1 - The indentation was wrong.

2 - You forgot to specify the subject in the yaml file. Check it:

file_descriptor:
 check:
  domain: prototype-gismontgomery.opendata.arcgis.com
  ignore-request: true

 search-result-page:
  regex: datasets?q=
  resources:
   "$uri":
    "http://projekt-opal.de/dataset#link": .card-title a

 detail-page:
  regex: datasets
  resources:
   "$uri":
    "http://purl.org/dc/terms/title": div#main-message
    "http://purl.org/dc/terms/description": span#dataset-description
    "http://purl.org/dc/terms/publisher": span[iatemprop="author"]
    "http://purl.org/dc/terms/issued": span[itemprop="datePublished"]
    "http://purl.org/dsnotify/vocab/eventset/sourceDataset": ul#dataset-meta-list li:eq(0) a
    "http://www.w3.org/ns/dcat#accessURL": ul#dataset-meta-list li:eq(1) a
    "http://purl.org/dc/terms/license": ul#dataset-meta-list li:eq(2)
    "http://purl.org/dc/terms/modified": li[itemprop="dateModified"]
    "http://www.w3.org/ns/dcat#downloadURL": .dl-links a

The $Uri variable stands for the current URI.

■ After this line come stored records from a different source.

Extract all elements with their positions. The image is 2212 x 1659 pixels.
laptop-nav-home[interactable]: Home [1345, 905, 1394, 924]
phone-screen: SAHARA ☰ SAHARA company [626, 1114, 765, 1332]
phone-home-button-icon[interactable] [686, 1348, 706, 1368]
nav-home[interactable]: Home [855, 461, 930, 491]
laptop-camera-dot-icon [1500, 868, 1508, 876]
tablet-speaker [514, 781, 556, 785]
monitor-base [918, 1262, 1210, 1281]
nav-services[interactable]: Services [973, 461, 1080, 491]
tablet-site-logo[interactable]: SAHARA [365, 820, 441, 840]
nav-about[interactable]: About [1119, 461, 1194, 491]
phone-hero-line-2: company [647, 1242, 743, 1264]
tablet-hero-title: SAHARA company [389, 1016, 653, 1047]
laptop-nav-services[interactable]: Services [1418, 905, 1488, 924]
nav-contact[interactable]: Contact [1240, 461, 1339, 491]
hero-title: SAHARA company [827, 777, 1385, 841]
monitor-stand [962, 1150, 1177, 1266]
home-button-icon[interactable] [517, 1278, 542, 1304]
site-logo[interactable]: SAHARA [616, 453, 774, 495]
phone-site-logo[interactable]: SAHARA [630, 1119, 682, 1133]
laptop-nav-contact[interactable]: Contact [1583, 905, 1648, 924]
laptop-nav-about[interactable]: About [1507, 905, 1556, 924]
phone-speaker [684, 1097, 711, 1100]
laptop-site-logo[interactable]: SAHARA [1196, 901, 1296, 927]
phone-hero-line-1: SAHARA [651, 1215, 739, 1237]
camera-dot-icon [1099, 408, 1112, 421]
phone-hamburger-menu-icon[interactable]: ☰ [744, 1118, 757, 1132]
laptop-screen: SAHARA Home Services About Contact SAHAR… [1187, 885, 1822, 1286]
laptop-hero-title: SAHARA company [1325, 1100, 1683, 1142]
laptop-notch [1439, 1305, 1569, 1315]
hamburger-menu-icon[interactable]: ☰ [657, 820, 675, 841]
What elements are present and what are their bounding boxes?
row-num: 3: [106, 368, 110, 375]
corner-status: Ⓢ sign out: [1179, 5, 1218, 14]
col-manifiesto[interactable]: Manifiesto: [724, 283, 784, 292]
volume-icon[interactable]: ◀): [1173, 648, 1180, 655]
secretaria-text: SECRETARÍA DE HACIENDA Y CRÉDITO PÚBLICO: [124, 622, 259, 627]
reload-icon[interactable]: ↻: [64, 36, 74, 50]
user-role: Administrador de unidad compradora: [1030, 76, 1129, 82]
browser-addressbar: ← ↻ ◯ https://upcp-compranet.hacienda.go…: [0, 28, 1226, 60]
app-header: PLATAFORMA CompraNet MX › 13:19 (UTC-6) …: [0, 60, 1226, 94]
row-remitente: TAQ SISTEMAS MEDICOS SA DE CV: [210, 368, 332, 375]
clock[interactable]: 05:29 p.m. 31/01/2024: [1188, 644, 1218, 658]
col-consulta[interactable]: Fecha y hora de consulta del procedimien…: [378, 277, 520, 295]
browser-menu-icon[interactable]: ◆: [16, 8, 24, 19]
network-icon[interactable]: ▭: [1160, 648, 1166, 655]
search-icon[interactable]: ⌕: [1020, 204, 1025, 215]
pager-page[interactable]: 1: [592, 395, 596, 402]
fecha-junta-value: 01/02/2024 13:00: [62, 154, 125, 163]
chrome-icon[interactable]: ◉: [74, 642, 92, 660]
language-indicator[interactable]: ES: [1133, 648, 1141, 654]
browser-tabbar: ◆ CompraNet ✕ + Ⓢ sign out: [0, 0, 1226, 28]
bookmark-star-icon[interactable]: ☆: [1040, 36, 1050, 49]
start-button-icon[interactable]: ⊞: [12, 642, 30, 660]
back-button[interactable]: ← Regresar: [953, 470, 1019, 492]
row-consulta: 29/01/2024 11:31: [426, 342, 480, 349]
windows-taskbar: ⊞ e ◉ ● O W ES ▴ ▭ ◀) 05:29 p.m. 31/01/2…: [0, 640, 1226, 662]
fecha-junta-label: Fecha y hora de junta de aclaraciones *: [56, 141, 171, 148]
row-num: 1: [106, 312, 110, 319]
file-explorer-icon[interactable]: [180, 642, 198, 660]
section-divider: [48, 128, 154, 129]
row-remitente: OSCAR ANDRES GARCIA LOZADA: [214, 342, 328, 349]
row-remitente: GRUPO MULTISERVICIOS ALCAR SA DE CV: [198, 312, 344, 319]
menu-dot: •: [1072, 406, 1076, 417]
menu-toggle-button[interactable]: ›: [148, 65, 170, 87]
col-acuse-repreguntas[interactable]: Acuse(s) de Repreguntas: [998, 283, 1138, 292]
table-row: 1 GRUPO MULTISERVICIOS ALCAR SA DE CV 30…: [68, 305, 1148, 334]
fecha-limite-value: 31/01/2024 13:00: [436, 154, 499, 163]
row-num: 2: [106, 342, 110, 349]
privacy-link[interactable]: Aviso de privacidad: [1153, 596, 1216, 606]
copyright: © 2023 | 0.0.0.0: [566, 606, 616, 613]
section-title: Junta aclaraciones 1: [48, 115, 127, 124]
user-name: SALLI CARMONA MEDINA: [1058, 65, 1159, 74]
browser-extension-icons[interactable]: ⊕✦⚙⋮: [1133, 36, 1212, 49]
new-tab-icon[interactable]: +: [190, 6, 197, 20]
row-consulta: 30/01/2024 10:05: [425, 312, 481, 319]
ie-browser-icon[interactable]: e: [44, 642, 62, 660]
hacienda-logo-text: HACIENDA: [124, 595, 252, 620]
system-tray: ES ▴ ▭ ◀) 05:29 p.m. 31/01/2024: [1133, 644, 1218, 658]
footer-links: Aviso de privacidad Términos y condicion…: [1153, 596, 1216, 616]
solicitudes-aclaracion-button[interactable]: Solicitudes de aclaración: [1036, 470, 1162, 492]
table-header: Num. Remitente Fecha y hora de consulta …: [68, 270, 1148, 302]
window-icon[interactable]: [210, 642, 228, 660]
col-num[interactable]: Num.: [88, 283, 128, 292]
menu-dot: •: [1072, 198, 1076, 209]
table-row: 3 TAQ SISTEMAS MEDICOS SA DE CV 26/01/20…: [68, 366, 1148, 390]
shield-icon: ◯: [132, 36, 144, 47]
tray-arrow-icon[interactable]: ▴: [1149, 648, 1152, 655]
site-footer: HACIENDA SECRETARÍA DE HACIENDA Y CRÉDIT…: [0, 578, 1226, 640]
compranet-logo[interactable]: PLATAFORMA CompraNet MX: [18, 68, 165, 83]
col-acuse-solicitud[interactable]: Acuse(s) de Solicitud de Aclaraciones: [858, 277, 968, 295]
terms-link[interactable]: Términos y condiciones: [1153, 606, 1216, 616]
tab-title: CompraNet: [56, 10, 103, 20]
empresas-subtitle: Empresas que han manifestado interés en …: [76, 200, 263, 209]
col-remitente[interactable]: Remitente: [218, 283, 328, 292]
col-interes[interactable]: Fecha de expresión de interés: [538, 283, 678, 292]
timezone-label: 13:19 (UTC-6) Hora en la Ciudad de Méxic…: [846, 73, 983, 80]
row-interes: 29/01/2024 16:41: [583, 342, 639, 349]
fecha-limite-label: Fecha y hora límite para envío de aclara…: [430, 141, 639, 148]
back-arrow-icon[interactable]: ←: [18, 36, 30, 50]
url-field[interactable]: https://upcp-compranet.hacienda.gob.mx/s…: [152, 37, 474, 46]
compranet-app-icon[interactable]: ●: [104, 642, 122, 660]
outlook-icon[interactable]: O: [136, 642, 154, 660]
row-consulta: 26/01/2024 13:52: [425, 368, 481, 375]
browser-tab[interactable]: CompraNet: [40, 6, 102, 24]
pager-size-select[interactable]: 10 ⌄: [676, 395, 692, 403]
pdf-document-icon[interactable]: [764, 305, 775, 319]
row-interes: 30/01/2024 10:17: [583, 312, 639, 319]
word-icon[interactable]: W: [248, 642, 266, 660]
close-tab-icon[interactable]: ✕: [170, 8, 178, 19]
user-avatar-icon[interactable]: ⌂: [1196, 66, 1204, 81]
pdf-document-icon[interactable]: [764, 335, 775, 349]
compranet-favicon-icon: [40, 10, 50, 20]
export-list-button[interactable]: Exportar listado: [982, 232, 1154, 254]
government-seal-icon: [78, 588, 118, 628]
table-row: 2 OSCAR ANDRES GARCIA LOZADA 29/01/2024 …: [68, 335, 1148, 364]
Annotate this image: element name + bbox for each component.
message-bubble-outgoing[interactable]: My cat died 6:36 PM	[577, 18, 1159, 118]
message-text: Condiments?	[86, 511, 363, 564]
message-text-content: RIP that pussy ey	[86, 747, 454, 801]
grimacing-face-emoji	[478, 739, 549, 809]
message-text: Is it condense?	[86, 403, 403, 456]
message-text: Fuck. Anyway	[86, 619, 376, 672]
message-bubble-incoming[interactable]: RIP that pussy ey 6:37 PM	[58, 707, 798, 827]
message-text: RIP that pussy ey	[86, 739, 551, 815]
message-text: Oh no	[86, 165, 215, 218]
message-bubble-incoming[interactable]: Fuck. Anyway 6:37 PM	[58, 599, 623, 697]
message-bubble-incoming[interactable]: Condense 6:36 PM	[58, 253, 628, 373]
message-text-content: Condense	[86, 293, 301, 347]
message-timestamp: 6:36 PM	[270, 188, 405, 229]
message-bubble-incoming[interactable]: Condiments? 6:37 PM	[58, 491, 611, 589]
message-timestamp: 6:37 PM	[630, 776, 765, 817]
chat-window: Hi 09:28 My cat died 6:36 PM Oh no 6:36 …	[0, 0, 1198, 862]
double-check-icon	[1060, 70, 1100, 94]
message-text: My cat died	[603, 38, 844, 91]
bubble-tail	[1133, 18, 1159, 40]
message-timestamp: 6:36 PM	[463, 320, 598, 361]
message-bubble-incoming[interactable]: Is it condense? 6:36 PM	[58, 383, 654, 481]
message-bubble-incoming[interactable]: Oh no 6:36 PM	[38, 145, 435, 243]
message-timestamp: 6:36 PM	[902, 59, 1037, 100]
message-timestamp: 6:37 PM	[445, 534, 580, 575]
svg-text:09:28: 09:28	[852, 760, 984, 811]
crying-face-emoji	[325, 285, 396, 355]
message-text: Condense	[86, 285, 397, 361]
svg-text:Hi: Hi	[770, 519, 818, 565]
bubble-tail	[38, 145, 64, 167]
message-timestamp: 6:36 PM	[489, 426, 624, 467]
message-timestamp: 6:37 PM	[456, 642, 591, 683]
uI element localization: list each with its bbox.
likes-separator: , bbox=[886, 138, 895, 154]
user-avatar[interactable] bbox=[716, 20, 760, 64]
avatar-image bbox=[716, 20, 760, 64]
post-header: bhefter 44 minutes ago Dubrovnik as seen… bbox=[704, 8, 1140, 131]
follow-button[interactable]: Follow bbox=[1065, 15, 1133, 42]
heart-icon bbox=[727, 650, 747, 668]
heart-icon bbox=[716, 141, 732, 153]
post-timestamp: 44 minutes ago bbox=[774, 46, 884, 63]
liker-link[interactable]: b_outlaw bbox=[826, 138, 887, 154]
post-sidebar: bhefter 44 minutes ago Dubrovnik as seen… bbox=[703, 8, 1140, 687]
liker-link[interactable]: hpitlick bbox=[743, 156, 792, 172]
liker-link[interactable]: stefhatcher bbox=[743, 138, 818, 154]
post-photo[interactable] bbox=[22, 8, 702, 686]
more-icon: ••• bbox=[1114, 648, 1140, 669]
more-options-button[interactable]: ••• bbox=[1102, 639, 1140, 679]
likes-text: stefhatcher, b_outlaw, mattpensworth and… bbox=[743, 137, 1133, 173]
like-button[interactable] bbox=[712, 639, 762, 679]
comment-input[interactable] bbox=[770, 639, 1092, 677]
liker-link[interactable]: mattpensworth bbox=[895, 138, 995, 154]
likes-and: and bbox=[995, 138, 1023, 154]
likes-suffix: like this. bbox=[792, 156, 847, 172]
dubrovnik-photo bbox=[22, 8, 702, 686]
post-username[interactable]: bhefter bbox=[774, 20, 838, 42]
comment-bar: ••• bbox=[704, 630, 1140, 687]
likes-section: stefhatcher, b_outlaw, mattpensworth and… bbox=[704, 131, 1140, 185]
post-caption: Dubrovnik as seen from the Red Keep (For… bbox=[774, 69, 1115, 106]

3 - This website loads additional html data through ajax calls. This is a feature not yet available in the scraper. Because of that, it will not be able to capture the pagination links, because it is loaded after. Btw, the pagination is not working. But the crawling for the first page works fine for me.

4 - i removed redundant data from your file

sritejakv commented 5 years ago

@gsjunior86 Did you run the above yaml file using the HtmlScrapper.java file which is linked in the previous comment?

sritejakv commented 5 years ago

@gsjunior86 Thank you for the comments.